Now think about a time when you've hit a bug in someone else's code and they have ignored your attempts to help them debug it, or worse, totally ignored your patches and pull requests. You probably feel a bit more animosity towards the project, and if it fails, perhaps it deserves to fail.
This set of feelings is analogous to proactively going to your manager and asking for advice on how to grown in an area, versus having to be told by your manager that you are failing. In the first scenario, you make your manager a partner in your success, and they feel pride and sense of ownership when you succeed. In the second case, you are at best an area for improvement and a worst a burden or even a write-off.
It forces you to think about the problem you really have
You shouldn't ask someone for advice without knowing what you're looking for. Just as you're not likely to get much help debugging if all you know is that the program crashes, simply asking someone "Hey, any advice?" will probably get you little better than a cliche like... "ask for advice". Really valuable advice doesn't come from emailing Kevin Systrom and asking how you can get a billion dollars by putting your Hadoop cluster in a Cray-1. It's delivered when you tell your boss you're struggling with the challenge of managing a team and writing code at the same time, and how does he manage to keep an eye on everyone without micromanaging or spending every waking hour watching GitHub and Jira?
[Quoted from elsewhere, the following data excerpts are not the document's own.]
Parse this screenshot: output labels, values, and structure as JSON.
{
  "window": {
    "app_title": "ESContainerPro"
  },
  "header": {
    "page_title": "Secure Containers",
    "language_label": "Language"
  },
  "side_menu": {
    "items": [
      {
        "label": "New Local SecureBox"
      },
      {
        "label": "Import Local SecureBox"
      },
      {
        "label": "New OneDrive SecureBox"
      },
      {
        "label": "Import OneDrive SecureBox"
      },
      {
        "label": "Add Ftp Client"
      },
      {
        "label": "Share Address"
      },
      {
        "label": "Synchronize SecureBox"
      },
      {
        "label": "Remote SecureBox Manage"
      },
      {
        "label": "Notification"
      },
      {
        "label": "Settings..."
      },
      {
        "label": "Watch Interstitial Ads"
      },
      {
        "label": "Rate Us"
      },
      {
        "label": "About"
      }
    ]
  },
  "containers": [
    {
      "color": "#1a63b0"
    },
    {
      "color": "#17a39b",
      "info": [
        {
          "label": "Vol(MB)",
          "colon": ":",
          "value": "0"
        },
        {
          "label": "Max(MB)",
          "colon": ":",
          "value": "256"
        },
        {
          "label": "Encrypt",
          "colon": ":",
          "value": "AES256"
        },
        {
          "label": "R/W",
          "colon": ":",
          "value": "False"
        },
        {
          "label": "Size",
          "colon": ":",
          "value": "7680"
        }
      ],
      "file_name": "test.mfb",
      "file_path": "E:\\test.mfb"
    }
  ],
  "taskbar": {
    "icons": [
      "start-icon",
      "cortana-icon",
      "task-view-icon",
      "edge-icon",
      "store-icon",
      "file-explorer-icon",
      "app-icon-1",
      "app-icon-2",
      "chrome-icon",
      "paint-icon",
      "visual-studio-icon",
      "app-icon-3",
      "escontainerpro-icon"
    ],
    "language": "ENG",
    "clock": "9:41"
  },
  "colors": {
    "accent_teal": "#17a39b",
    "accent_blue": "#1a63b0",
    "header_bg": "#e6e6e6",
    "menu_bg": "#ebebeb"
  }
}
Of course, this comes with some stipulations. The act loses its power if you're just doing it for the sake of doing it. You have to be willing to at least consider taking the advice you are given, and you don't want to waste people's time. But if you take the time to truly think about areas where you'd like to improve, and go to people honestly asking for advice on how to do so, you may find that an extra set of eyeballs makes the bugs in your career shallow.